Facebook Live – What’s All The Fuss About?

Facebook Live is all of 2 weeks old in Ireland, and I’m really excited about the possibilities it brings. Mainly because it brings video right into the realm of those who may not have had the budget for it. And also because Facebook are themselves busy promoting it, there’s an opportunity to get in newsfeeds without having to pay for it – for a limited time only!!

1. Find out do you have it

Initially Facebook Live was rolled out to celebrities and the like, now you can find out if you’ve got it by simply going to post on the mobile Facebook app. If you see the little red icon, when you click it, he button, you are prompted to describe your live video. Give a little thought to this – as with everything else on the web (Google side) the title is ultra important. It’s the thing that’s going to compel people to click.

Next choose your audience – the big wide public, or your friends.

Then press the “go live” button and away you go!!

What happens next? Well your video appears in fan’s news streams as autoplaying video content. Again the title of your video is important – stick to 10 words max. What doesn’t happen (as I had thought) is that your fans get a notification which is far more powerful, because what human can resist the urge to click the red notice to see who’s liked, commented, or shared your stuff?

2. How do you do it well?

Know that what you see on the screen is what your audience gets. It’s square. Comments will appear on the screen (like in Periscope) and the tricky bit is acknowledging them before they disappear, whilst keeping your train of thought!

3. How do you promote it?

The one downside of Facebook Live is that you can’t schedule in advance the way you can with Blab for example. But you can promote it in the regular way using an image and ads, ask people to put a time in their diaries to come and watch.

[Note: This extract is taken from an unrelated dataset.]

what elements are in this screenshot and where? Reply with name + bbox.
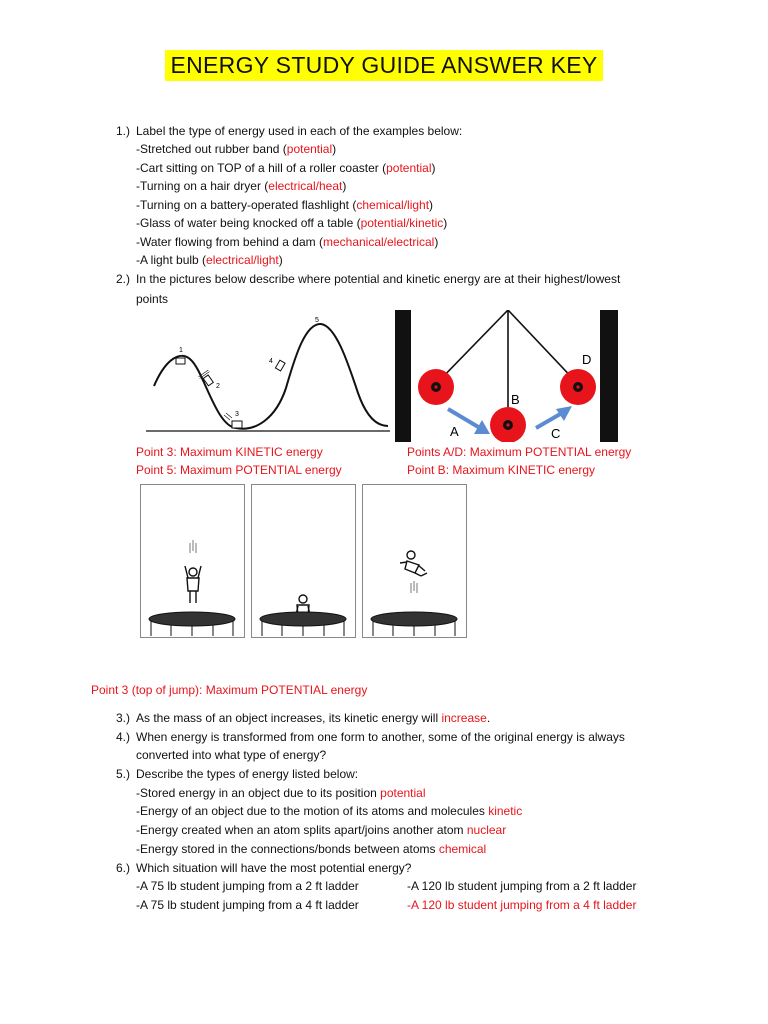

Once the video is live, it remains in your feed for 30 days and you can use the link in scheduled posts thereafter, re-use the content at different days and times.

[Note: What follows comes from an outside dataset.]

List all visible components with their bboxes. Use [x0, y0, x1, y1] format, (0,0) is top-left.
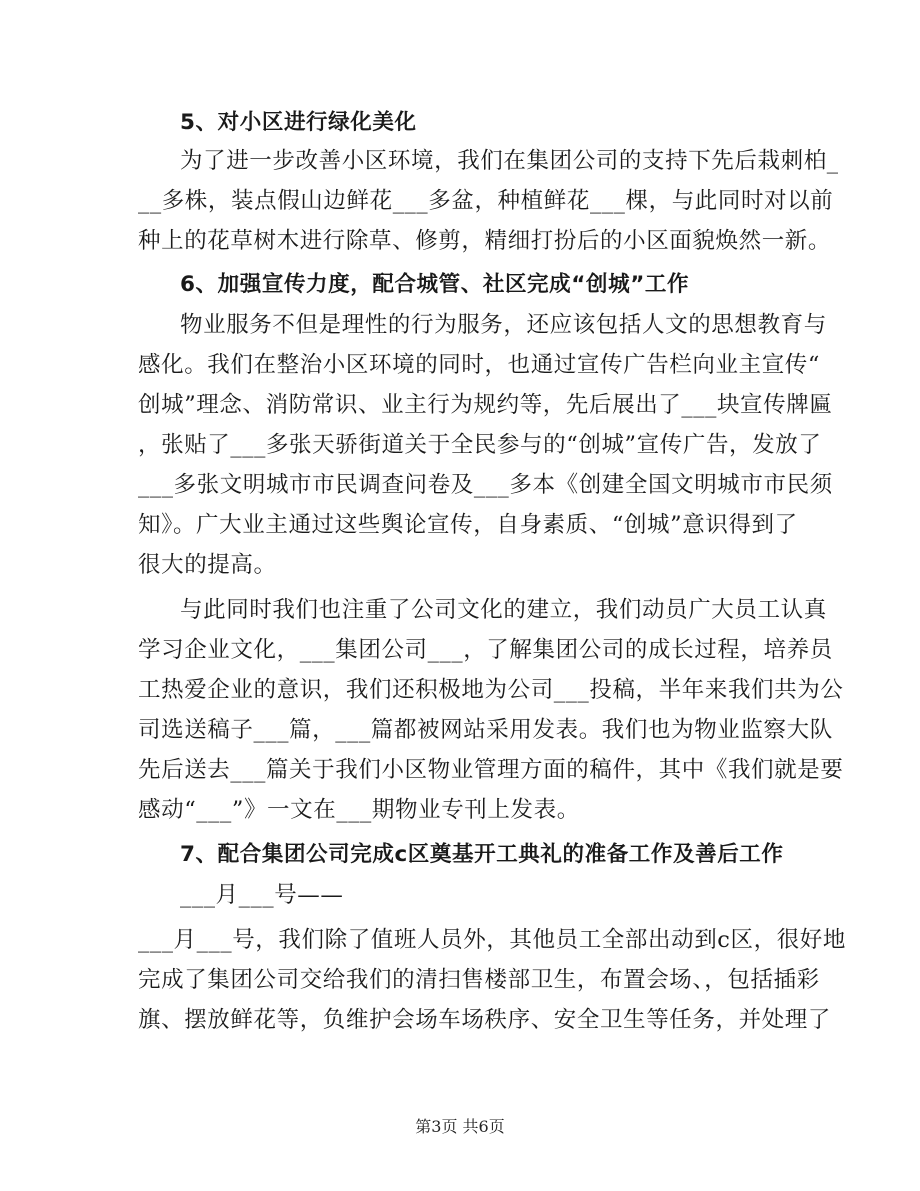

And you can of course promote using Facebook ads in the usual way.

Fact: Facebook loves video!

Facebook is seriously pushing this product. I read how it has paid publishing giants Huffington Post, New York Times, etc. to use it.

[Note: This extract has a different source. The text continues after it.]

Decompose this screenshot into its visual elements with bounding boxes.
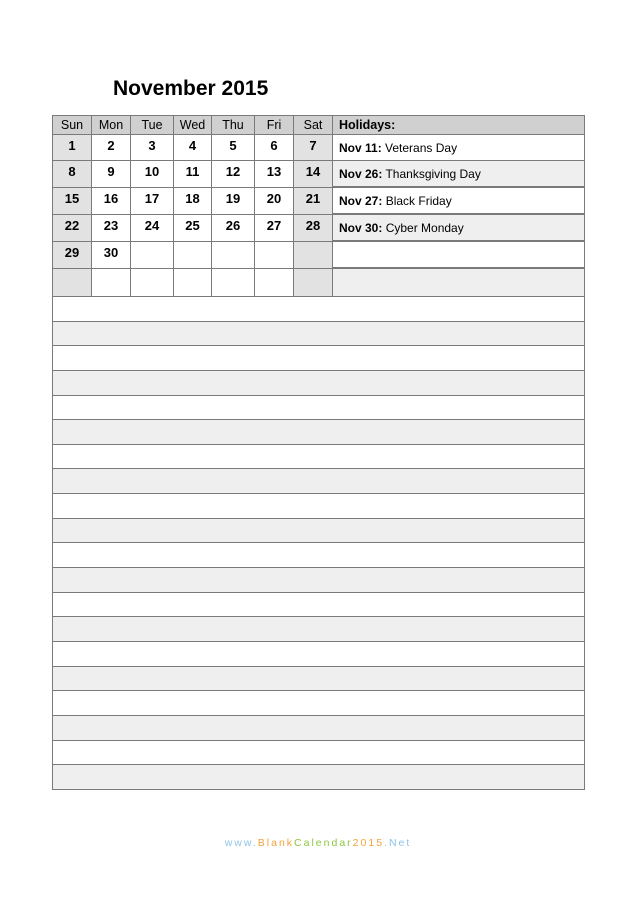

The algorithm is so skewed towards video it’s unreal. And I’m not talking YouTube links here now you know. Facebook and Google don’t play well together, so Facebook leaves YouTube out of its game whenever it can.

On ads, on a very tricky market, I’m getting cost per views of 1-2 cent for a short video, and the same targeting (location, demographic etc) but different objective (website click) is costing in excess of €2!

I’ve found myself spouting to clients and prospects about how they can use Facebook Live and be among the first to try it because audiences can be a little forgiving, so production values don’t have to be BBC standard, especially in these early days at the beginning….

So what’s to stop you getting on board and giving it a whirl?